Unfortunatley if you don't recognise the opportunity to attack when the ball is turned over and you apply the "over-cautious" label to everything you do, it can be difficult to get any rhythm as you are stifling your expressive side. It can cause you to be clunky and uncoordintated. This is what the French looked like today, clunky, unco-ordinated and we're not close to being competitive.

 

There has been much conjecture about the French and their position in the World of Rugby League. They can be considered a 'heartland outpost' so to speak. Tales of Puig Albert for the 1950's and Vichy impact have all been excuses offered to the reasons why French Rugby League struggles to get traction in a country of 80 million people. 

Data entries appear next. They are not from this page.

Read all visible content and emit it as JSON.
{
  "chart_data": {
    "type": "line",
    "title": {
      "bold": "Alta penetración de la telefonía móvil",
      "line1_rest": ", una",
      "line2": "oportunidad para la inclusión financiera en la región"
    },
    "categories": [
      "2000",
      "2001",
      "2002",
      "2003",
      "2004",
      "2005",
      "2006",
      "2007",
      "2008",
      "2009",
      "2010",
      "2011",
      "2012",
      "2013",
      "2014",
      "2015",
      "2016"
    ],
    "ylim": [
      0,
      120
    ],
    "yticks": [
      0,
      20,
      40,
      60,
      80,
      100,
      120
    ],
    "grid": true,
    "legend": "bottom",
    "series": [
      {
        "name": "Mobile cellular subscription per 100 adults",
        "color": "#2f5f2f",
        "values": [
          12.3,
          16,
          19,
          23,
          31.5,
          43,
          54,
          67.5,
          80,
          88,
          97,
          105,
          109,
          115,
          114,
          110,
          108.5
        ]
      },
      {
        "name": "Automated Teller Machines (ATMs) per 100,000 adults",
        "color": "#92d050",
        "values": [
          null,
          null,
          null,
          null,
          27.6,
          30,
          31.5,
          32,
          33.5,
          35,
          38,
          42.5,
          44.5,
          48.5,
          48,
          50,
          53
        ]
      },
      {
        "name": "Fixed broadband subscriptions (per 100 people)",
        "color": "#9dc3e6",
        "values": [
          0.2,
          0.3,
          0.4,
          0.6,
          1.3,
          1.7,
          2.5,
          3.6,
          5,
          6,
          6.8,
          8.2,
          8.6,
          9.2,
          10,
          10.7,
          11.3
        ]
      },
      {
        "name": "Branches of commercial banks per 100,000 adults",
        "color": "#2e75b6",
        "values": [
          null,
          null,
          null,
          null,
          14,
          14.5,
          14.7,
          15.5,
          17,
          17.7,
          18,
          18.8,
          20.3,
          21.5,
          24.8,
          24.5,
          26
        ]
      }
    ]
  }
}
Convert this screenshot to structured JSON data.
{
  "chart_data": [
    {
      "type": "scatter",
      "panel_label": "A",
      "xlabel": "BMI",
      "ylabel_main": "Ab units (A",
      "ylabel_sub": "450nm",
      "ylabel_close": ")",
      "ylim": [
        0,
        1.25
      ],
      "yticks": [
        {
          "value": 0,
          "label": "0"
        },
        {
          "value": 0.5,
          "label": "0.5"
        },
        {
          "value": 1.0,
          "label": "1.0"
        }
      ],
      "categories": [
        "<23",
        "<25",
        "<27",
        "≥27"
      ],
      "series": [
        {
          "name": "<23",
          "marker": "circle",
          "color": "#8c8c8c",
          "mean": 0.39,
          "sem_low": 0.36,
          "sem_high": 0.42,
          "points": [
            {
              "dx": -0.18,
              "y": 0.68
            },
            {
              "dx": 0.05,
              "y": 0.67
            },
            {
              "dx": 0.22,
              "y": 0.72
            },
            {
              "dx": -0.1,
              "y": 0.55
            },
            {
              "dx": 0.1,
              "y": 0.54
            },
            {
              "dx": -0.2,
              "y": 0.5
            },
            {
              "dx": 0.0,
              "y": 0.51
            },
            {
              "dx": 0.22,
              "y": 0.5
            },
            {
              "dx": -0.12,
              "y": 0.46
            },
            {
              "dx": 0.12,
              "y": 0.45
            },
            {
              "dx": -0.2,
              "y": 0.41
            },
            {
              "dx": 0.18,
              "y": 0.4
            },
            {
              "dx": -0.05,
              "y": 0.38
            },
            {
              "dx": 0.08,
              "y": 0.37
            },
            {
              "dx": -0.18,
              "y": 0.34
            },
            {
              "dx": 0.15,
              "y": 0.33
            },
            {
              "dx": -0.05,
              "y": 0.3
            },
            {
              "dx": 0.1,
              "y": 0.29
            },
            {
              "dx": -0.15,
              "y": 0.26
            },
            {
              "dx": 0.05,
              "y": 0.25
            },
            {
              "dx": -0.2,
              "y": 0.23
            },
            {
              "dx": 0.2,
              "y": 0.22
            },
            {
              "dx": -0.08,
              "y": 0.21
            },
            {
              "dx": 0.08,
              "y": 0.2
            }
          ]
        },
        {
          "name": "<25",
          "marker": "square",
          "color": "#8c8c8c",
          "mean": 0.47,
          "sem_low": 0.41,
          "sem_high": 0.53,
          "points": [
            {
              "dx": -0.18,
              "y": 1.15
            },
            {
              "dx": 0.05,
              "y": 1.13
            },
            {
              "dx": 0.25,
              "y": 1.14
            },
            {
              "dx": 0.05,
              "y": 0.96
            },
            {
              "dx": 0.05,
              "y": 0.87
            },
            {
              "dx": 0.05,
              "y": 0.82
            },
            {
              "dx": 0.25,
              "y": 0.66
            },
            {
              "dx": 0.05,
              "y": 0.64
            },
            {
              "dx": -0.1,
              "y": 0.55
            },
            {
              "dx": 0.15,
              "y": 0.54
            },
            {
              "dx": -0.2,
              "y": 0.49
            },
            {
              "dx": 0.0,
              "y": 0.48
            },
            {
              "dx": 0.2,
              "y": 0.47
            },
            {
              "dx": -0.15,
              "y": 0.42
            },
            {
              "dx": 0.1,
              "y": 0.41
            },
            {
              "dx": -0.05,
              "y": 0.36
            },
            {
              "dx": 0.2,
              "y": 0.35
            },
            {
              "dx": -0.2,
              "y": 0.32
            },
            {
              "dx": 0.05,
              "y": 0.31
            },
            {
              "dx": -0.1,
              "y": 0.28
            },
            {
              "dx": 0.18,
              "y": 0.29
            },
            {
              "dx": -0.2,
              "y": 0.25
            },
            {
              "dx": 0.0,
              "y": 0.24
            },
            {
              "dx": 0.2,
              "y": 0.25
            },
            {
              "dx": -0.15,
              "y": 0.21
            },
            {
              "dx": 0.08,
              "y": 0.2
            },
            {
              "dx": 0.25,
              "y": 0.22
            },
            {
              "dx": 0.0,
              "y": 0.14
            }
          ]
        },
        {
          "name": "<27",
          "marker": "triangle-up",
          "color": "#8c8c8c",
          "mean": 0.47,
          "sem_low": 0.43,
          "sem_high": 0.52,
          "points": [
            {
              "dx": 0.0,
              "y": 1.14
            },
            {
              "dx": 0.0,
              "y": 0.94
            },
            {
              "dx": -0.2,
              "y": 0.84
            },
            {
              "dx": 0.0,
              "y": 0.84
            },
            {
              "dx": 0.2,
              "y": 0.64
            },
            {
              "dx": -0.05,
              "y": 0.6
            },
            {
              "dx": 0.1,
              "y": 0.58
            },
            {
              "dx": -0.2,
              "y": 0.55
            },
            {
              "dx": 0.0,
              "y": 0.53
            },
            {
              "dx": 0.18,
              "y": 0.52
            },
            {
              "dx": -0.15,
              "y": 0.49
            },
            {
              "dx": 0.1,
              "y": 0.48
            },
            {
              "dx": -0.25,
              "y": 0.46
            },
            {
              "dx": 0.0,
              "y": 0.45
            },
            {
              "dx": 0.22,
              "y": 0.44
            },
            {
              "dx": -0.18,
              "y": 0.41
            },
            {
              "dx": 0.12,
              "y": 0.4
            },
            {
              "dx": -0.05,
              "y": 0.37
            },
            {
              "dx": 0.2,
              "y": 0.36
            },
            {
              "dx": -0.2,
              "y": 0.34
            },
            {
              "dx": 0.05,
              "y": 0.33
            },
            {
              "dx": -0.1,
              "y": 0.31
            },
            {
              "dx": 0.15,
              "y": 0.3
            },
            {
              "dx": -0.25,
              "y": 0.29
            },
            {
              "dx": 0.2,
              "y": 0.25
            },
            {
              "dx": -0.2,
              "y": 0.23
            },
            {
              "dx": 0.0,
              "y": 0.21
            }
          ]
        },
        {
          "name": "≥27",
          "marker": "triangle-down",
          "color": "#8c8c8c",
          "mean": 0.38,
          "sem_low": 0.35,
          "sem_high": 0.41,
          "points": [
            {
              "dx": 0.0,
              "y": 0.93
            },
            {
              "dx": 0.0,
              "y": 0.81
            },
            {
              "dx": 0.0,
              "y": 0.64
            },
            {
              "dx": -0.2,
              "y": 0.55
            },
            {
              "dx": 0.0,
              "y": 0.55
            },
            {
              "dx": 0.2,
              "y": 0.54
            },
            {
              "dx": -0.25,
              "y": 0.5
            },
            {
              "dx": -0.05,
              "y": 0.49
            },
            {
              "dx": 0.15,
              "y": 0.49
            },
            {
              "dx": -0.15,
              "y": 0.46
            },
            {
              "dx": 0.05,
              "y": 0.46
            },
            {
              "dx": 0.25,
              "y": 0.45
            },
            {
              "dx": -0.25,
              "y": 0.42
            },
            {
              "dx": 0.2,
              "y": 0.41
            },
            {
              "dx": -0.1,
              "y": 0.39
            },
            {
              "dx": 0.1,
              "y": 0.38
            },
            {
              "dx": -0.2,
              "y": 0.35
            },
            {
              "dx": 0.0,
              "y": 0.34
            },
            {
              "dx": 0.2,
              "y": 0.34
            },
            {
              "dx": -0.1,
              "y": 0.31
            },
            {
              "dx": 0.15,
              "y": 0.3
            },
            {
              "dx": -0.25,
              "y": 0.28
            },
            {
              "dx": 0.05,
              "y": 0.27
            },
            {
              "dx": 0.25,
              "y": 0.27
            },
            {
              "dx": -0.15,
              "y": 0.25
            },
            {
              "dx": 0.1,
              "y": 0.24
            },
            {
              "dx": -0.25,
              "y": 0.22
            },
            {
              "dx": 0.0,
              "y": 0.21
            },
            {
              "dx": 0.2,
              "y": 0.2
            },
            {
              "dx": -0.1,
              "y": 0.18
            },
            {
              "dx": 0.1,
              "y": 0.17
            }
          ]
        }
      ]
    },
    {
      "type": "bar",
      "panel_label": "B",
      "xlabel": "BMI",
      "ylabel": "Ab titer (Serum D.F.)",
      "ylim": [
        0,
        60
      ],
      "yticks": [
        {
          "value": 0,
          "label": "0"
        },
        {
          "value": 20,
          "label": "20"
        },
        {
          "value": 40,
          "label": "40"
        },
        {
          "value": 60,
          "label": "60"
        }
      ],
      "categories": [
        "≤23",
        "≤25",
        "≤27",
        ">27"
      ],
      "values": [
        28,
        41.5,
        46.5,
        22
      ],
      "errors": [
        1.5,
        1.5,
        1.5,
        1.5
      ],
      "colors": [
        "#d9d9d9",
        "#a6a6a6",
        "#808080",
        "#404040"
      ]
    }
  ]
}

My reasoning, as was on show today was that they simply do not have the players to compete. Don't get me wrong, I ap not talking about depth, I am talking about their best 17.

 

Much like their English and other European counterparts the FFR struggle to hold onto their 'A' players (BEST) as they are 'purchased' to play Rugby Union on much bigger promises and pay checks. That leaves the 'B' players (NEXT BEST) to carry the torch against countries like Australia, where the opposite is in force. Even NZ have levelled the situation in regards to the distribution of 'A' players over the past 15 years.

 

It is going to take just as long for the French to build up the levels of attraction in Rugby League before the talent distribution levels out in that country. In that time, North Italy might be in the SuperLeague, PNG might be in the NRL and the proliferation of Pacific players into the NRL will have increased greatly, all lending itself to a much improved spectacle on the field internationally. This in turn will lead to greater commercial opportunities for the International game, so it isn't reliant upon a scattergun distribution model of funding every four years.

Hopefully the French can be pioneers of the games renaissance, both in Europe and globally.